A journalist who wishes to remain nameless uncovered, by chance, what the CEO of a major diamond supply company and his counterparts think about chocolate diamonds. The nameless journalist was out to lunch with a client at an upscale restaurant in downtown New York with a digital recorder in his pocket that he had mistakenly left on. When he returned home later that evening he played back the recording and discovered that he had captured a conversation between Charles Baumgold, CEO of London based diamond corporation Le Veen, and one of his peers, whose name has not yet been uncovered. The following is a transcript of Baumgold talking to his peer:
You know it’s crazy, twenty years ago we couldn’t give these damned stones away, for heavens sake we were getting rid of them wholesale to be used in drills, and knife sharpeners, stuff like that, but since we started calling them chocolate diamonds and have upped the ad game a bit the peasants have been buying them like candy thinking they’re getting something special.
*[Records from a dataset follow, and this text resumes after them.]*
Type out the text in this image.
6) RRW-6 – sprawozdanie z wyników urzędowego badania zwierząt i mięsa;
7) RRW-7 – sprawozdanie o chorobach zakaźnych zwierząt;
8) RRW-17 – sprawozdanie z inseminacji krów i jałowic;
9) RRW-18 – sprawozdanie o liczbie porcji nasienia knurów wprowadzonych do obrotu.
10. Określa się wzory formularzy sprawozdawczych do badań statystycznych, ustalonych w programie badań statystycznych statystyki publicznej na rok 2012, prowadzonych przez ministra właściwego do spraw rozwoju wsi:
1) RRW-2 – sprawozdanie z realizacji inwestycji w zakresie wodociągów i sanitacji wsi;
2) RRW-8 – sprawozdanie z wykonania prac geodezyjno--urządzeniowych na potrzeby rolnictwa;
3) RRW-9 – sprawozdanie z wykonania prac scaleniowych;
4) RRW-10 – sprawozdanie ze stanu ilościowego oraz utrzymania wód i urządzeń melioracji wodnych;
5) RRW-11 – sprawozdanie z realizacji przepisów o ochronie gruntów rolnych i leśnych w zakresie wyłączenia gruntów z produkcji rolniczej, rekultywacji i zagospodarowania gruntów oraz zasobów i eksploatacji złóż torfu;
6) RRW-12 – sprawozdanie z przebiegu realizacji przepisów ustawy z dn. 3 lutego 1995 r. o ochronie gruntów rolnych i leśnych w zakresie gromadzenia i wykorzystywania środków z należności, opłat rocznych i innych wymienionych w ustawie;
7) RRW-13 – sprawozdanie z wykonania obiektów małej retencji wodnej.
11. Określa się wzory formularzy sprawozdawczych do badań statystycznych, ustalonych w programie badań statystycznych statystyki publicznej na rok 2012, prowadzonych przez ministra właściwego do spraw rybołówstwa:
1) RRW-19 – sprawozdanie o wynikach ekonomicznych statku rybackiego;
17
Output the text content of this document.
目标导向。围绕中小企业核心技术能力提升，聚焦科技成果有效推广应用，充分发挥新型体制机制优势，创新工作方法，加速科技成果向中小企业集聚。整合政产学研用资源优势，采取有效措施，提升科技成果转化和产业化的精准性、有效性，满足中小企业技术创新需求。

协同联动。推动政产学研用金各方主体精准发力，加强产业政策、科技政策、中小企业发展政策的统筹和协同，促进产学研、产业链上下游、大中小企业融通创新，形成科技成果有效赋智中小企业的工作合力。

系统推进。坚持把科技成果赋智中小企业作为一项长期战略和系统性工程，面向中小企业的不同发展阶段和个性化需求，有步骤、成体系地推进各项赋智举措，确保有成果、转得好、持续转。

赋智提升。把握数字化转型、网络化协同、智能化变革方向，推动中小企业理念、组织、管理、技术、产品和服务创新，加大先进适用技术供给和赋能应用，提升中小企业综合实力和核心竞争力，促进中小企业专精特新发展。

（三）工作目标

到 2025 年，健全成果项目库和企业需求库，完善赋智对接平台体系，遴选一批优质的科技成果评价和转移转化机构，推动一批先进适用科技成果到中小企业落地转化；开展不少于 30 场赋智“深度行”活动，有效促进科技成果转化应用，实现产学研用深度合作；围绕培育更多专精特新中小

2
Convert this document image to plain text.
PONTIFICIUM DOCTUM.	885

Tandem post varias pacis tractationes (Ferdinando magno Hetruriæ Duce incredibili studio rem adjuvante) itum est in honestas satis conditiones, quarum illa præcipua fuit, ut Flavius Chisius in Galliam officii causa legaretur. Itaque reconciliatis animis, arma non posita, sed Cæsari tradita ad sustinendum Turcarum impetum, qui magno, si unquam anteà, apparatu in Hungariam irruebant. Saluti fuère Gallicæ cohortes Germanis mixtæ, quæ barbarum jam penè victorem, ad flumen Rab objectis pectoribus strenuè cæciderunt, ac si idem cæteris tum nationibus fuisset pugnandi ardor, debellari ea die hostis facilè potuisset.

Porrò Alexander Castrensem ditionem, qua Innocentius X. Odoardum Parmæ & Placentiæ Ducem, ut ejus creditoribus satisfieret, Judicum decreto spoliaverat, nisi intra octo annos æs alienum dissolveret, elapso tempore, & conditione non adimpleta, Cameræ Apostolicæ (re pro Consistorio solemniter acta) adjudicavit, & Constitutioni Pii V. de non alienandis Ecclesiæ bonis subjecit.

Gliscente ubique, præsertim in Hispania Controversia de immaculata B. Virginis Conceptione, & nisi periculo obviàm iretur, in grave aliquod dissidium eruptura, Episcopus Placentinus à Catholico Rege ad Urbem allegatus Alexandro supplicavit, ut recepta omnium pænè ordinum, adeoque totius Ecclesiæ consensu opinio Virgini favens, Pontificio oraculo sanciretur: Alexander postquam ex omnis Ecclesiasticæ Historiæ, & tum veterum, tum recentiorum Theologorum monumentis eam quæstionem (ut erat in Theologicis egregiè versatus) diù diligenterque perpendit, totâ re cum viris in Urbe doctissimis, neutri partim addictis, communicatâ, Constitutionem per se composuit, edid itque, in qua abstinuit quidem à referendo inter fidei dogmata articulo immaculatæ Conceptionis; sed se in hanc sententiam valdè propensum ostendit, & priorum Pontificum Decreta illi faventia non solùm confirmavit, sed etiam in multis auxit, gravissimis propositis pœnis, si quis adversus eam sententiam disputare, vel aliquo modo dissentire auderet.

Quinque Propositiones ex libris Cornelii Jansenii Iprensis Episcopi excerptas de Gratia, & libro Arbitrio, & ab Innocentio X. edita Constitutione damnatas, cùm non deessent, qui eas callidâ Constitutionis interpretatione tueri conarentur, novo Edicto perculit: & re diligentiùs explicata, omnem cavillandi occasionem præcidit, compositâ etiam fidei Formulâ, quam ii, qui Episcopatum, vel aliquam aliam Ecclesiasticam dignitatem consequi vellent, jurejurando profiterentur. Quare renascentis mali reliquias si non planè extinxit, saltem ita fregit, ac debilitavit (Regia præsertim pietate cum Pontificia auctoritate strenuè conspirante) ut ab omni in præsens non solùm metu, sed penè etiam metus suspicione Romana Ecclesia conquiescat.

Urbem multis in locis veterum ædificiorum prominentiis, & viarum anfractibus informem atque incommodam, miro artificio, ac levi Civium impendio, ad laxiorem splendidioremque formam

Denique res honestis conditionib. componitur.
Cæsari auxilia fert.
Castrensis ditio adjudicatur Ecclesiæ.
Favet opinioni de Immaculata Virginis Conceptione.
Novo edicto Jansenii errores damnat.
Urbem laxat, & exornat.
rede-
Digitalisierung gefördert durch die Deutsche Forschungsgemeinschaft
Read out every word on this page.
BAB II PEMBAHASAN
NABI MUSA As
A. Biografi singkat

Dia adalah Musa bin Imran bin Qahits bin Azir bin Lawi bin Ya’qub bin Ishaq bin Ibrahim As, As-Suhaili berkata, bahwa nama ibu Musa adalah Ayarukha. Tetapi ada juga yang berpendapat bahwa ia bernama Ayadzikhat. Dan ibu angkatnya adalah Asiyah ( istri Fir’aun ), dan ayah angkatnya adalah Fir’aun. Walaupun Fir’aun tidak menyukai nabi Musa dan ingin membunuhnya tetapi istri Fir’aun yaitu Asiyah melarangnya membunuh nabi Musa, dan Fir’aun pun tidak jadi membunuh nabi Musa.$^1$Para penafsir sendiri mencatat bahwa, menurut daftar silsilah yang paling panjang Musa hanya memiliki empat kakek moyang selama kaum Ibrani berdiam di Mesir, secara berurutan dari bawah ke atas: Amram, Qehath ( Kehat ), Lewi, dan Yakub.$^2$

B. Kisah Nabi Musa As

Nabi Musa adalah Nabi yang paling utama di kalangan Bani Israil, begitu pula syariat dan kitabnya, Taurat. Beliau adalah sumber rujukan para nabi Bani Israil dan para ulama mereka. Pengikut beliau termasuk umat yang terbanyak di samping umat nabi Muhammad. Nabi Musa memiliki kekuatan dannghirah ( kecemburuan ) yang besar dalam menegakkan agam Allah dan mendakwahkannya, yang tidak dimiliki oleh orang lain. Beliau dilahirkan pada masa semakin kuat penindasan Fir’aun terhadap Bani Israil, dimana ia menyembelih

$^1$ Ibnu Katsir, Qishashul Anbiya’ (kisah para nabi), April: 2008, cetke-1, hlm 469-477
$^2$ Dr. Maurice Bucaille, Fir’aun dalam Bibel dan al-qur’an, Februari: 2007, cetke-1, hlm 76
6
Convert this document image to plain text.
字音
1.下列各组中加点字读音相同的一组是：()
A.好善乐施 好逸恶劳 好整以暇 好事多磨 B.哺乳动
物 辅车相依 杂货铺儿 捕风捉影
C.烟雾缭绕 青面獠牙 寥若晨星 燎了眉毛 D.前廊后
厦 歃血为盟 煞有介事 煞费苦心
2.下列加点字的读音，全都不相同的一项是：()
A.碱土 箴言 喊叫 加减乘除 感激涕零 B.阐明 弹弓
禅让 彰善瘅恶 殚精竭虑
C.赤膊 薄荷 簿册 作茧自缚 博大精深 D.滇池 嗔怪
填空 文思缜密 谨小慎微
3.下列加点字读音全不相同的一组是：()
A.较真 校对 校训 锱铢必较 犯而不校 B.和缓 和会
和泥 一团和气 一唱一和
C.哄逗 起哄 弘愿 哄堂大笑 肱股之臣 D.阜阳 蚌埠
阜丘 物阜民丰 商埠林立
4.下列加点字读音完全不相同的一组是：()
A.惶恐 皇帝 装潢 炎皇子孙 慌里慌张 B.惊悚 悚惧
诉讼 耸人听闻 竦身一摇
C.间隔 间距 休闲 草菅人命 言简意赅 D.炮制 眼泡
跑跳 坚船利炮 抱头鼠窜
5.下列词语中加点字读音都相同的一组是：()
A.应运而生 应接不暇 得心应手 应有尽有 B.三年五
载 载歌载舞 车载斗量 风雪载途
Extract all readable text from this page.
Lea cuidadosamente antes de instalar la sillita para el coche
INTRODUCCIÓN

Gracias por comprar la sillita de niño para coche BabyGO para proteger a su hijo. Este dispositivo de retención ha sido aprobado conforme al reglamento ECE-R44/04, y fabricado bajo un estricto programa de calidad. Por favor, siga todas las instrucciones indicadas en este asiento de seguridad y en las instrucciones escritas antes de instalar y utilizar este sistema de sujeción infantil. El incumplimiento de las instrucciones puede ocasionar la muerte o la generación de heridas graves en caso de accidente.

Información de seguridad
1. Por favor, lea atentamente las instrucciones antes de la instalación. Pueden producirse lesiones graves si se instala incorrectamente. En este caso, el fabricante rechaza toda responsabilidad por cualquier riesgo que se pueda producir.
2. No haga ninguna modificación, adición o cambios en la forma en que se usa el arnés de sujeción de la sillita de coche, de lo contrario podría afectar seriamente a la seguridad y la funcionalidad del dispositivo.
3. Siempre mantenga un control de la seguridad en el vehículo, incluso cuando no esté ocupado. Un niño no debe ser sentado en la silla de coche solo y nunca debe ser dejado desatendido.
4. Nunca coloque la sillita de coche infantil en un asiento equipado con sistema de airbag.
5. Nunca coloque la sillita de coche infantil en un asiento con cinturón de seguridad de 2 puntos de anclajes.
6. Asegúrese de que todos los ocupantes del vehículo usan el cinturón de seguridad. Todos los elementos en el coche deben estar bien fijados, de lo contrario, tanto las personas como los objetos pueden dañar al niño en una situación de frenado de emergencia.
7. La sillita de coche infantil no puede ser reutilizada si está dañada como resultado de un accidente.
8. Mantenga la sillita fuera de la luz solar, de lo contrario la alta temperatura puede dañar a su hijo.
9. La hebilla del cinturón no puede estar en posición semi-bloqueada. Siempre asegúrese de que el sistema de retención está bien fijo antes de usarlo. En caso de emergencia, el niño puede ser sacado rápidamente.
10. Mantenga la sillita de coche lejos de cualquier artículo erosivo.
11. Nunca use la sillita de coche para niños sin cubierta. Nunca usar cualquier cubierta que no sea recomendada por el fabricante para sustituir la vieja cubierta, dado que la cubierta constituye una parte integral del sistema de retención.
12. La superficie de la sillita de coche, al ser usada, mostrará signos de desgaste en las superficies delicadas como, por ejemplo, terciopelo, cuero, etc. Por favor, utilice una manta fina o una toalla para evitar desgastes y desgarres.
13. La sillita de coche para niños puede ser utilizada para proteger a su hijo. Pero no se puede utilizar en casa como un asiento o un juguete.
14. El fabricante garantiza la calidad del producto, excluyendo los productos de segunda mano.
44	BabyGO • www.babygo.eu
I say, I wish we had the reach thirty years ago that we have now when we discovered that huge mine full of mud stones, we would’ve made a couple of billion more, but such is life. I swear you can dress up anything with a clever name and a nice marketing strategy behind it and the peons will go crazy for it, useful idiots will buy anything when they’re told to.
Since the release of the tape Charles Baumgold has gone on record as saying “all news articles concerning anything should be approved by a government assigned proofreading force,” and that he was merely talking to his friend about tea.